Best Practices for Writing a CV or a Resume

Best Practices for Writing a CV or a Resume


The importance of first impressions can hardly be overstated. When we meet people, it takes no more than a couple of seconds to create a perception of the person and usually, our behaviour or interaction with the person depends on that perception. In the professional field, this first impression is generally created by your Curriculum Vitae (CV) or Resume. Before we look at some of the best practices of writing them, let’s understand the difference between CV and resume.

Curriculum Vitae (CV)

Curriculum Vitae (CV) means ‘course of life’ in Latin. Thus, it is a detailed document mentioning your professional experiences, education, awards, and all other information that might be relevant to your prospective employers and clients. CV is generally written chronologically and starts with a person’s educational details.

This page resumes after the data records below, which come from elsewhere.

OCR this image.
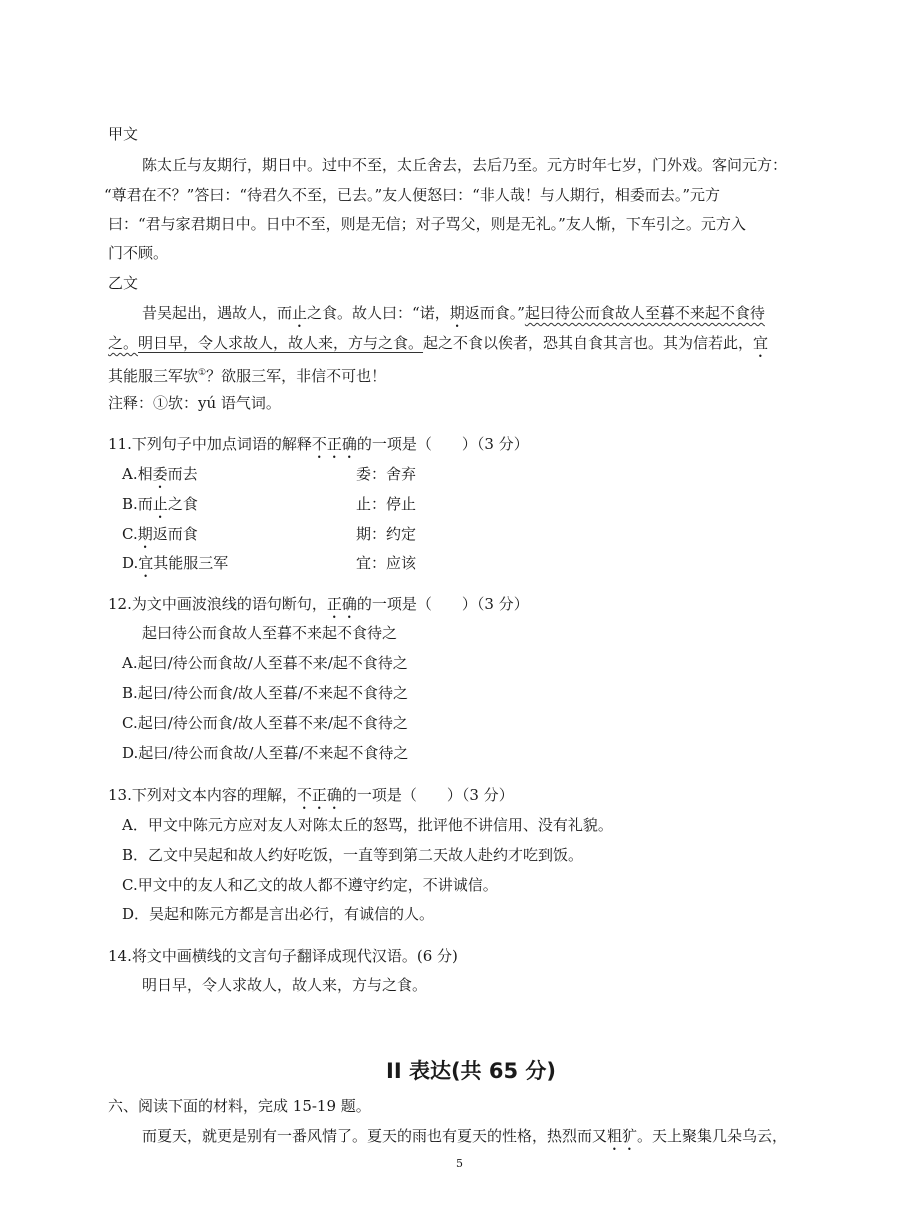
甲文
陈太丘与友期行，期日中。过中不至，太丘舍去，去后乃至。元方时年七岁，门外戏。客问元方：
“尊君在不？”答曰：“待君久不至，已去。”友人便怒曰：“非人哉！与人期行，相委而去。”元方
曰：“君与家君期日中。日中不至，则是无信；对子骂父，则是无礼。”友人惭，下车引之。元方入
门不顾。
乙文
昔吴起出，遇故人，而止之食。故人曰：“诺，期返而食。”起曰待公而食故人至暮不来起不食待
之。明日早，令人求故人，故人来，方与之食。起之不食以俟者，恐其自食其言也。其为信若此，宜
其能服三军欤①？欲服三军，非信不可也！
注释：①欤：yú 语气词。
11.下列句子中加点词语的解释不正确的一项是（　　）（3 分）
A.相委而去	委：舍弃
B.而止之食	止：停止
C.期返而食	期：约定
D.宜其能服三军	宜：应该
12.为文中画波浪线的语句断句，正确的一项是（　　）（3 分）
起曰待公而食故人至暮不来起不食待之
A.起曰/待公而食故/人至暮不来/起不食待之
B.起曰/待公而食/故人至暮/不来起不食待之
C.起曰/待公而食/故人至暮不来/起不食待之
D.起曰/待公而食故/人至暮/不来起不食待之
13.下列对文本内容的理解，不正确的一项是（　　）（3 分）
A．甲文中陈元方应对友人对陈太丘的怒骂，批评他不讲信用、没有礼貌。
B．乙文中吴起和故人约好吃饭，一直等到第二天故人赴约才吃到饭。
C.甲文中的友人和乙文的故人都不遵守约定，不讲诚信。
D．吴起和陈元方都是言出必行，有诚信的人。
14.将文中画横线的文言句子翻译成现代汉语。(6 分)
明日早，令人求故人，故人来，方与之食。
II 表达(共 65 分)
六、阅读下面的材料，完成 15-19 题。
而夏天，就更是别有一番风情了。夏天的雨也有夏天的性格，热烈而又粗犷。天上聚集几朵乌云，
5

A resume is a summary document mentioning your job experiences, professional skills, and educational qualifications. A person’s professional associations (for example, BAR or medical council membership) and social projects are also often mentioned briefly on the resume. A resume is written in a non-chronological manner by most people nowadays and starts with the current/latest job going back to educational details.

Both CV and resume are important elements of communication and there are certain best practices/writing tips that can help you make a great impression with your CV or Resume.

Let’s find out about those practices below:


Your CV must be easy to read. It has to present the information in a neat, attractive, and structured manner. Write short sentences, use bullet points and clear fonts.

Provide the information sought by recruiters

While applying for a job, you should make sure that your resume clearly and concisely responds to the job description. Use the keywords, skill sets, and the right tonality. You don’t have to be extremely formal, but, you can’t obviously start with “hey buddy”. Avoid using jargon or any technical words unnecessarily.

Make it presentable

Your CV is your advertisement. It highlights who you are and what you can do. A good CV is not simply a typed-out sheet of paper, but a neat and tidy as well as visually appealing document. Don’t use different fonts or font sizes/colors while writing the CV. Uniformity makes good reading. Never print it double-sided.

Make it short, but, informative

A good resume shouldn’t go beyond two pages in length. You might write a lot more if you wish, but recruiters are unlikely to read it. You have to carefully summarize your professional journey and expertise in a concise and impactful manner, and you can leave the description for a personal interview.

Edit and proof-read thoroughly

The last thing you would want on a CV is spelling mistakes, grammatical errors, and irrelevant details. You might mention football as your favorite sport, but, a recruiter is unlikely to be keen to know the number of goals you scored for your school or college.

Alongside the above tips on writing a good CV, there are certain mistakes and traps that you must carefully avoid while writing a CV or Resume. Let’s take a look at those as well:

  1. Don’t put false information – In the modern world, it is not difficult for lies to be found out during the verification process, and if you get a job by lying, the lie will also get you fired.
  2. Don’t do the reappearance act – Continuity of the journey is of great importance to recruiters. You might have been out of work for a couple of years due to some reason or probably took up petty jobs while on a break from a full-time planned career. However, there is no shame in letting it reflect on the Resume, and it is certainly better than going MIA for years.
  3. Load the interesting bits at the top – Most people follow a set template and it can make a resume read dull. Start with the key skills and best achievements first. Focus on addressing the job description upfront as it saves the recruiter’s time and is likely to make him/her interested in reading further.
  4. Don’t include hobbies and pastimes – If your hobby or interest is not something that adds value to your skills, it is probably not needed on your resume.
  5. Don’t use a personal/casual email id – Make it [email protected] andnot [email protected]. Your email id is a digital asset reflective of who you are, and for professional communication use a formal id only.